The thing about such narratives is that for the privileged, they seem to be equal or even celebratory of all the characters, even while some characters are repeatedly shoehorned into a more subordinate role than others. For example, personally, the above image from the original Charlie and the Chocolate Factory film looks increasingly disturbing, the more I look at it, but that’s not at all how the oompa-loompas seemed back when I was a child watching the film. That ability to not be troubled by something is an instance of privileged blindness of the kind that people of color have long spoken and written about.
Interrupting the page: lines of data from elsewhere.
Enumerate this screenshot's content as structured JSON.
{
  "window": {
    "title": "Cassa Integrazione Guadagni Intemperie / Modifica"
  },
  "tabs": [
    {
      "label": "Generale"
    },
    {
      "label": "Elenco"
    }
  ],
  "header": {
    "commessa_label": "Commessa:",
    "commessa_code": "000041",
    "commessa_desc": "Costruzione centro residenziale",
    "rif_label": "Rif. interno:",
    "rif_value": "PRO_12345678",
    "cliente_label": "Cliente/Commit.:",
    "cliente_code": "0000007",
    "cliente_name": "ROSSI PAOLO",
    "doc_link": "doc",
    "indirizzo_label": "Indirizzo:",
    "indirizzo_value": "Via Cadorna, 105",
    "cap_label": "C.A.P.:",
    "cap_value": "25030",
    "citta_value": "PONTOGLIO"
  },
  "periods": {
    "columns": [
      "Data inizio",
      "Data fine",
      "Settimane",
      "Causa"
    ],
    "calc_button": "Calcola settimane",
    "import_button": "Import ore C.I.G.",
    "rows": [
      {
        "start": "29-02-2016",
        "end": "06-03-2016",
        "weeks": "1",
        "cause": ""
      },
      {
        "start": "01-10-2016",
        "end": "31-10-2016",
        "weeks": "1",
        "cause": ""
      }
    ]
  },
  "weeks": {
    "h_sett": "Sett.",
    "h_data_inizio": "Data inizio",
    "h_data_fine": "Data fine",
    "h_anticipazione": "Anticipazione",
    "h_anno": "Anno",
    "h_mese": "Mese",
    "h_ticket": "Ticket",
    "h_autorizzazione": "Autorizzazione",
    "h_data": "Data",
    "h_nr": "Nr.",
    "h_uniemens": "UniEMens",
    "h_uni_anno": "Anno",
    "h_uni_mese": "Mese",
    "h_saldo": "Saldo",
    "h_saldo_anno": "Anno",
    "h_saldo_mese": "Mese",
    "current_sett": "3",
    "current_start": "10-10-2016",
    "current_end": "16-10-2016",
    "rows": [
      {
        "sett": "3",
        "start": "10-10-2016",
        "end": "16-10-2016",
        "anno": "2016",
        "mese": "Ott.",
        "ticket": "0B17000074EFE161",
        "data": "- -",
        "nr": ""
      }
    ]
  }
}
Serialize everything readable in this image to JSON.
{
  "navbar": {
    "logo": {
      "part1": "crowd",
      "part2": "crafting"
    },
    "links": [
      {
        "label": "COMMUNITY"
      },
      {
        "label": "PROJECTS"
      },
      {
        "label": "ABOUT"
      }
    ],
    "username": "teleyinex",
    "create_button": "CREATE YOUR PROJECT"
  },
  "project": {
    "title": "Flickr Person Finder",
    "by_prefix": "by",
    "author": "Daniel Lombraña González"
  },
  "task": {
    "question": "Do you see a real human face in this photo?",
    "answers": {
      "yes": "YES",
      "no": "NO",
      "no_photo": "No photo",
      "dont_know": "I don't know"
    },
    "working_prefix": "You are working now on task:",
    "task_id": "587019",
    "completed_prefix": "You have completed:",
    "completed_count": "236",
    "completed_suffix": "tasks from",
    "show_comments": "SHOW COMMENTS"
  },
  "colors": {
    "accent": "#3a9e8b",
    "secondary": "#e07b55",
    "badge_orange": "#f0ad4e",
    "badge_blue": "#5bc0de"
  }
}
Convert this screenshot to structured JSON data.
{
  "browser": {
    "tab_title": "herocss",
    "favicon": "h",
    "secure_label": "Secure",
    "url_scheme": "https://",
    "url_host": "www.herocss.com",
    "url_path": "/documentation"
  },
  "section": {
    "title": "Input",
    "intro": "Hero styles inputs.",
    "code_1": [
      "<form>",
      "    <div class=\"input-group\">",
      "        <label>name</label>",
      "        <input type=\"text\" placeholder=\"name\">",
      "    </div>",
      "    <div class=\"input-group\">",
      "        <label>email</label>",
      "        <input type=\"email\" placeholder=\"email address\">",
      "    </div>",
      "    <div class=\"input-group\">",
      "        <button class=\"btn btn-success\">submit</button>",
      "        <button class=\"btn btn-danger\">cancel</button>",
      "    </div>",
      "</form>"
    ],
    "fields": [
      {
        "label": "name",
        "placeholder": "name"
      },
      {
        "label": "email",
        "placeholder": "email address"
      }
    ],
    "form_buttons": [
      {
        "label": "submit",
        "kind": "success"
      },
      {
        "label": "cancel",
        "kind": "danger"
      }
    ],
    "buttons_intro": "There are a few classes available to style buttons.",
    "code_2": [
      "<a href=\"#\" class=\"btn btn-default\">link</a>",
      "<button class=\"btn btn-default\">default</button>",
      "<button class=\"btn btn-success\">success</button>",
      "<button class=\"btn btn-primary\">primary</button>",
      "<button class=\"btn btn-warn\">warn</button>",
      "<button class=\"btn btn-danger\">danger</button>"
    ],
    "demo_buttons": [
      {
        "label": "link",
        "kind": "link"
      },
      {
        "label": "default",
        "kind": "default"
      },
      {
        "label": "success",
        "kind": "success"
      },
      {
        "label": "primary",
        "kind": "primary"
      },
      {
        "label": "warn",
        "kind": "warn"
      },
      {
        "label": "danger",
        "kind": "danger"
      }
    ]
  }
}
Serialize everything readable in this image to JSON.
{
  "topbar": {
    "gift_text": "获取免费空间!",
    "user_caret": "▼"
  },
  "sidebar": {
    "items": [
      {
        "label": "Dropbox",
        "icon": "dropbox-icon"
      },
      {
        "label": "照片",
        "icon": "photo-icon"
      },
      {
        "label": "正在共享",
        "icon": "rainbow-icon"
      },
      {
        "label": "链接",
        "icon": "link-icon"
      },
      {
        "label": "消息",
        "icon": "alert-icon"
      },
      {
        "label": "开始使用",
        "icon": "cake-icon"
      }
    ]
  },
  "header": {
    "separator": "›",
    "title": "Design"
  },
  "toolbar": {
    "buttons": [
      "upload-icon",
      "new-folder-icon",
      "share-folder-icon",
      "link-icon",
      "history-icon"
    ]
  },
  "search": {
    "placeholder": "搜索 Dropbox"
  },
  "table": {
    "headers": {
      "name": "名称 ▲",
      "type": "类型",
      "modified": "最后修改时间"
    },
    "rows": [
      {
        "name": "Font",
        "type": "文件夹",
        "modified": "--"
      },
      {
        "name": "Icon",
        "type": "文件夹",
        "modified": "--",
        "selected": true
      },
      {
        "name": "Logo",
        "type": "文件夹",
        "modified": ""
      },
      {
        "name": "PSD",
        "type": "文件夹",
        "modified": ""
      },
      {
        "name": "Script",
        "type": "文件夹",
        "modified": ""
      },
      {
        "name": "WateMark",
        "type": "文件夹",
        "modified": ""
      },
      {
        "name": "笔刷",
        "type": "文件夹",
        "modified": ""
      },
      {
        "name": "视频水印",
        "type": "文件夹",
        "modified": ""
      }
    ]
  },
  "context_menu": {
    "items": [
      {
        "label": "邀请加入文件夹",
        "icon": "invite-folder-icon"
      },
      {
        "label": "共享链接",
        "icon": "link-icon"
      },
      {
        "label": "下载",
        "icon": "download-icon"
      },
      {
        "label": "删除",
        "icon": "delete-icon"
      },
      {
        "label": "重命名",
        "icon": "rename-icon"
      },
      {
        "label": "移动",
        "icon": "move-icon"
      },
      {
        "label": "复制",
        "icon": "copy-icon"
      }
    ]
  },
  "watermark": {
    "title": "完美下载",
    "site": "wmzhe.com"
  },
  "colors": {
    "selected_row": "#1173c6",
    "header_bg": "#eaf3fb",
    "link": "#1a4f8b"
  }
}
For although such narratives often involve a group of characters working towards a common goal, some group members must accept a role as minions in order to even appear in the narrative. Yet even within the formulation of MMs offered here, there are many methods for defining and incorporating subordinate characters that fit this trope. They can be more or less individuated, more or less integral, more or less nuanced.

So to go back to privilege, I don’t see terms like performativity and inequality don’t fully account for this. That’s one reason why, for what it’s worth, I use the term privilege and think it’s sorely needed. An analysis of privilege—in this case, an intersection of geographic (such as being from the US and Europe) and racial (white) privilege—allows some of us to get away with not being personally affected when an MM comes on screen, to not see, or less easily see, how stereotyped MMs are. They appear to be equal, but they instead resolutely unjust, albeit in varied ways. By contrast, actors who are people of color and/or from the global South have to see them, because they’re forced to contend with a paltry number of uninteresting side roles.

That said, the literature on performance, with its focus on repetition, is also useful here. Because it’s particularly through their very repetition to the exclusion of all other kinds of characters that MMs hurt actual people, by shaping privileged perceptions what internationals people are capable of, what their role can or should be in society, and by shaping employment in media as well.All of that is more than enough to try to think differently and encourage those writing new stories, who are largely still excluded from the dominant media despite some strides being made. For MMs don’t do justice to the characters who are forced into the minion role, while reinforcing privileged blindness. On top of that, they’re also really boring.